Per Parmiggiani: “Un’opera deve essere come un pugno nello stomaco. Silenziosa ma dura, dura ma silenziosa, come un fuoco sotto la cenere”. Come la grande campana ‘impiccata’ a una trave della galleria che celebra in silenzio tutto il dolore del mondo e tutta la speranza della terra, che chiama a raccolta come in un giorno lieto o per un imminente pericolo. Come il calco in cera di una figura femminile a mezzo busto al quale è stata accostata una lampada ad olio che di quel volto malinconicamente riverso da un’altra parte ha iniziato a scioglierne le fattezze, come fa la fiamma con la falena, il raggio di sole con la neve primaverile, il dolore più insopportabile che impietrisce ogni desiderio di vita. Rinunciando alla tradizione visiva, Parmiggiani ritrova nella realtà delle cose il senso misterioso della bellezza dell’arte, quella grazia che trasfigura le cose stesse riscattandole dal nulla. Le ‘cose’ di Parmiggiani (una campana, una lampada, resti e frammenti del mondo vissuto) abitano poeticamente il linguaggio dell’arte e si danno alla nostra percezione come poesie da vedere con il cuore negli occhi, sono presenze iconiche da ascoltare con il cuore più che con la mente.

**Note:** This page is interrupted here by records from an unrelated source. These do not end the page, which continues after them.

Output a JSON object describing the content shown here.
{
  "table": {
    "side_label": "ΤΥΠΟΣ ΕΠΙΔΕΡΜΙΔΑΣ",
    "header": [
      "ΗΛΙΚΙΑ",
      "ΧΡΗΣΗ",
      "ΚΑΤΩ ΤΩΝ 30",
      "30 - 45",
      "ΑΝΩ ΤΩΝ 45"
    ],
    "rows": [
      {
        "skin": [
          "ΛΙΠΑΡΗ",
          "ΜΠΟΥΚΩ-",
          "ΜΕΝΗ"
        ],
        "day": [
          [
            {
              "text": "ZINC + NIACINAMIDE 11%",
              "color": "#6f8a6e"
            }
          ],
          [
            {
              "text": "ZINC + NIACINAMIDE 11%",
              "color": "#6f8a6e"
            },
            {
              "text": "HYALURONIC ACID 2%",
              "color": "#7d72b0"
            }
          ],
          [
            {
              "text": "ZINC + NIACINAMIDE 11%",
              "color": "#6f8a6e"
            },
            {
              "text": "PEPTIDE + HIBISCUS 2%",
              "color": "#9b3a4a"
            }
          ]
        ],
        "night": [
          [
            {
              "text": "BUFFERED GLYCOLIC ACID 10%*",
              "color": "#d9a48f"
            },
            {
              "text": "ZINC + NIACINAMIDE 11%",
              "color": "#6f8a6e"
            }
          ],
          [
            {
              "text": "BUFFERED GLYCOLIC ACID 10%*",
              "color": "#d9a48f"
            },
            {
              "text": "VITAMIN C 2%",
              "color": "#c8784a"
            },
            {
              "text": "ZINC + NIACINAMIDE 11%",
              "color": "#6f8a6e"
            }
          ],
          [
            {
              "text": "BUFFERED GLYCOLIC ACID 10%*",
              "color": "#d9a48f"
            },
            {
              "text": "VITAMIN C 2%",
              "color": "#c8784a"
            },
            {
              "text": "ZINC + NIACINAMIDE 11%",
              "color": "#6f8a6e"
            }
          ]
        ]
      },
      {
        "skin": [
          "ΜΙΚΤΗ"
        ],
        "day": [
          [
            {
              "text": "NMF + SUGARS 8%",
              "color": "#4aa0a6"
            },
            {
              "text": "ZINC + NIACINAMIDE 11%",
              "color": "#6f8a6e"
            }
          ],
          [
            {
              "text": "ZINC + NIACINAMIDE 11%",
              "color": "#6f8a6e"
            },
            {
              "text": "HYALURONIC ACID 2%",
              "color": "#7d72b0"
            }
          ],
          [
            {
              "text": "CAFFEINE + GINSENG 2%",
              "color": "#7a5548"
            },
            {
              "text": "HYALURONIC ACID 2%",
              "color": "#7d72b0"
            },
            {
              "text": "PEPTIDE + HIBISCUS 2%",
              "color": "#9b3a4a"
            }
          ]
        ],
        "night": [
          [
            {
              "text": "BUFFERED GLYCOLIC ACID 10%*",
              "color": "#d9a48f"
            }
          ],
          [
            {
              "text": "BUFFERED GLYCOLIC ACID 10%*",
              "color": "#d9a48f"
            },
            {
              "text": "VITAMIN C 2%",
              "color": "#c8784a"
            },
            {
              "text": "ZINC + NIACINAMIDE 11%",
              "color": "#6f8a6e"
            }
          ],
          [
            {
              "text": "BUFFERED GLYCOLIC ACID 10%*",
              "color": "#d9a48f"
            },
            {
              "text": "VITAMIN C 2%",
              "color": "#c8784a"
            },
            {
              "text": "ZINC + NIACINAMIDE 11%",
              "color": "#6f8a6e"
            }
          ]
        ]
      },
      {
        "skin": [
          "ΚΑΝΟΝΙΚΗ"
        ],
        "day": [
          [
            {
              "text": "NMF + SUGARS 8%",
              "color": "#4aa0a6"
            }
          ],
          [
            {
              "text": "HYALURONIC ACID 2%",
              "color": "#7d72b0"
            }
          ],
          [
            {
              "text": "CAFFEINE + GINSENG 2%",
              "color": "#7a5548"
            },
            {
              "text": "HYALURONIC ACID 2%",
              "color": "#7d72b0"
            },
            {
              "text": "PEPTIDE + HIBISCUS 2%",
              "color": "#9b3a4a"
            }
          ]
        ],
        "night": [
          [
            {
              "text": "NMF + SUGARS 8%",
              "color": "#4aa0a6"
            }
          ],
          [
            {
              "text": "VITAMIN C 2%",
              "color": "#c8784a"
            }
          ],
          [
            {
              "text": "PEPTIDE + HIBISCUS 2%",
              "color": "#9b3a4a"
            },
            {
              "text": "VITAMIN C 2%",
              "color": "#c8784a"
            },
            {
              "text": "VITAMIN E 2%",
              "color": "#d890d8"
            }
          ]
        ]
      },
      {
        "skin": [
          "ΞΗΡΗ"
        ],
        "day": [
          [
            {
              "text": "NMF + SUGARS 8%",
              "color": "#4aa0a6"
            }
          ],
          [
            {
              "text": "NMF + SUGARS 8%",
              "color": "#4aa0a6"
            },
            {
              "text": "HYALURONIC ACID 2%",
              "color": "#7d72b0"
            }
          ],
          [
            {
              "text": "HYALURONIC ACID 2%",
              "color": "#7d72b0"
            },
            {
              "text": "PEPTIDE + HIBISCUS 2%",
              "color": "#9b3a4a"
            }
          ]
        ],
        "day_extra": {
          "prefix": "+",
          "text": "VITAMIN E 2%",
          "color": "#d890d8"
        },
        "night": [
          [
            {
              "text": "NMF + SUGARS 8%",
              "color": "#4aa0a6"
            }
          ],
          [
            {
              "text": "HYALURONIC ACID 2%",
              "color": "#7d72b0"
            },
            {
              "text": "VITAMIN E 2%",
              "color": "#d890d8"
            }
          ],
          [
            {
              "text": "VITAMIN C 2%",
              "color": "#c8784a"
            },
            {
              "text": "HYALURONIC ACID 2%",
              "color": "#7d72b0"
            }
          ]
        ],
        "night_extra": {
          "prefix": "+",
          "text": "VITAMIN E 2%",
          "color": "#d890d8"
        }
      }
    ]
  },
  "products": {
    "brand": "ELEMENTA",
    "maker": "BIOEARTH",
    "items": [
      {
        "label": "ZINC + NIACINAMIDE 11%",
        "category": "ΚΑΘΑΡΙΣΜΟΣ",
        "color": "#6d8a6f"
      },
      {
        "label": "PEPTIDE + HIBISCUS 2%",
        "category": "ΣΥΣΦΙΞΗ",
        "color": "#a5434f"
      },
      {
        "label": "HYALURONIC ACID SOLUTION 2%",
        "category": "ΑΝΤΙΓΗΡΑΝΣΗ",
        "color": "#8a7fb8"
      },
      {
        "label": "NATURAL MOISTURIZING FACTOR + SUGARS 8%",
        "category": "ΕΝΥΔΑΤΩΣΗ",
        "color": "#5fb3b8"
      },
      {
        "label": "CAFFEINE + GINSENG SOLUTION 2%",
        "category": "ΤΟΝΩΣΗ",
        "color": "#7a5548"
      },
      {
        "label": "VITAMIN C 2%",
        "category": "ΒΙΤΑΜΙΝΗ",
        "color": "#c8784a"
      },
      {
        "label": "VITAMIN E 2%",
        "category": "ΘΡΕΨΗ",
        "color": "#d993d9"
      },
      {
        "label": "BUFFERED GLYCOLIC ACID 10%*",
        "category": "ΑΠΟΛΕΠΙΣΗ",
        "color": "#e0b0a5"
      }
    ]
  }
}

Ed è con un cuore sorretto tra due elementi metallici che inizia il percorso espositivo, una scultura che attraversando lo sguardo parla direttamente al cuore. L’opera che abbiamo di fronte, appena varcata la soglia della galleria è un calco del cuore, come quelli che usano gli studenti di medicina e chirurgia, fuso in ghisa e costretto tra due elementi metallici installati tra la Divina Commedia a pavimento e il soffitto della galleria. L’oggetto è posto ad altezza dello sguardo e al centro dello spazio. Parmiggiani ha scelto di far coincidere la presenza dell’oggetto reale con il punto di fuga della prospettiva classica, in linea con gli occhi.

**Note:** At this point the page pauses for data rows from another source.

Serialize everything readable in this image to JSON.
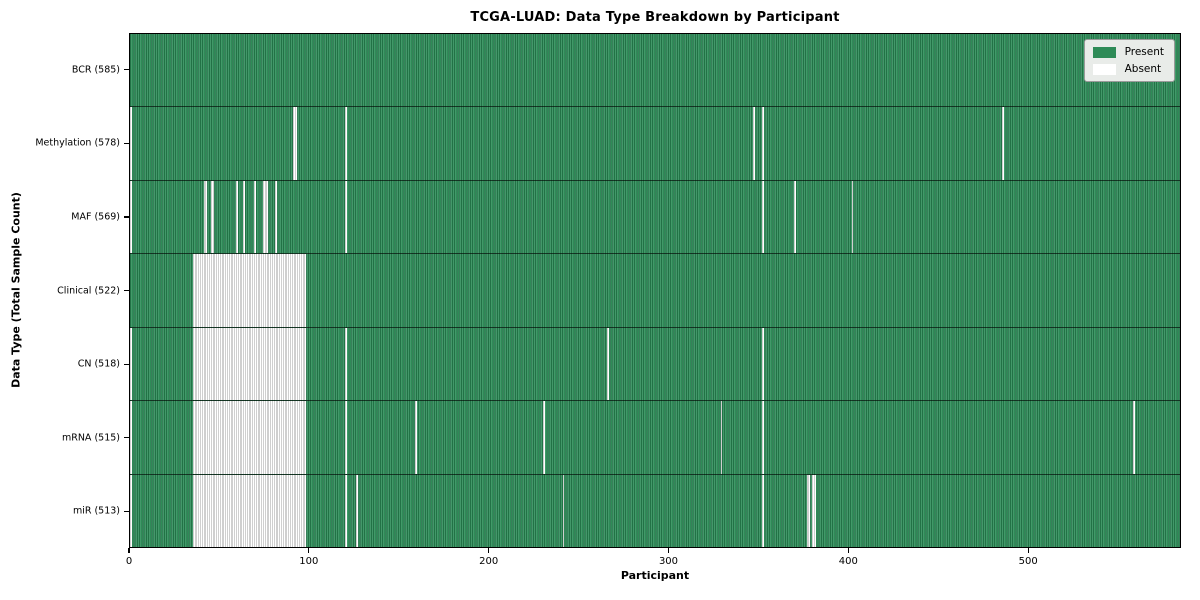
{
  "chart_data": {
    "type": "heatmap",
    "title": "TCGA-LUAD: Data Type Breakdown by Participant",
    "xlabel": "Participant",
    "ylabel": "Data Type (Total Sample Count)",
    "x_ticks": [
      0,
      100,
      200,
      300,
      400,
      500
    ],
    "n_participants": 585,
    "legend_position": "upper-right",
    "grid": "row-separator-lines",
    "legend": [
      {
        "label": "Present",
        "color": "#2e8b57"
      },
      {
        "label": "Absent",
        "color": "#ffffff"
      }
    ],
    "rows": [
      {
        "label": "BCR (585)",
        "data_type": "BCR",
        "sample_count": 585,
        "absent_participants": []
      },
      {
        "label": "Methylation (578)",
        "data_type": "Methylation",
        "sample_count": 578,
        "absent_participants": [
          0,
          91,
          92,
          120,
          347,
          352,
          486
        ]
      },
      {
        "label": "MAF (569)",
        "data_type": "MAF",
        "sample_count": 569,
        "absent_participants": [
          0,
          41,
          42,
          45,
          46,
          59,
          63,
          69,
          74,
          75,
          76,
          81,
          120,
          352,
          370,
          402
        ]
      },
      {
        "label": "Clinical (522)",
        "data_type": "Clinical",
        "sample_count": 522,
        "absent_participants": [
          [
            35,
            97
          ]
        ]
      },
      {
        "label": "CN (518)",
        "data_type": "CN",
        "sample_count": 518,
        "absent_participants": [
          0,
          [
            35,
            97
          ],
          120,
          266,
          352
        ]
      },
      {
        "label": "mRNA (515)",
        "data_type": "mRNA",
        "sample_count": 515,
        "absent_participants": [
          0,
          [
            35,
            97
          ],
          120,
          159,
          230,
          329,
          352,
          559
        ]
      },
      {
        "label": "miR (513)",
        "data_type": "miR",
        "sample_count": 513,
        "absent_participants": [
          0,
          [
            35,
            97
          ],
          120,
          126,
          241,
          352,
          377,
          378,
          380,
          381
        ]
      }
    ]
  },
  "colors": {
    "present_green": "#2e8b57",
    "present_stripe_light": "#58a47d",
    "present_stripe_dark": "#175a36",
    "absent_white": "#ffffff",
    "absent_stripe_gray": "#9f9f9f",
    "legend_background": "#e9ece9",
    "legend_border": "#9a9a9a",
    "axis_color": "#000000"
  }
}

Ha scritto Nietzche “Non stiamo forse navigando come attraverso un infinito nulla? Non alita su di noi lo spazio vuoto? Non si è fatto più freddo? Non seguita a venire notte? Sempre più notte?” Il modernismo ha scelto la tenebra, si è compiaciuto di navigare nell’infinito convinto della propria disumana potenza e onniscienza
Possiamo ancora definirla spiritualità poetica di quest’artista? Possiamo pensarlo ancora in contatto con il sacro, con il Dio tra noi? Affidiamoci a una sua dichiarazione: “Lo spirituale che alcuni intravedono nel mio lavoro lo chiamerei semplicemente una convinzione che fa parte di una visione; un misticismo senza fede. Non penso a un’arte religiosa ma ad una religiosità dell’arte; una religiosità di cui mi sembra si sia smarrito completamente il senso”.
Chiude la mostra Senza Titolo, un gesso di una testa classica con accanto una sveglia, realmente funzionante, poggiata su di un libro a scandire il battito delle ore; anch’essa realizzata appositamente per questa mostra.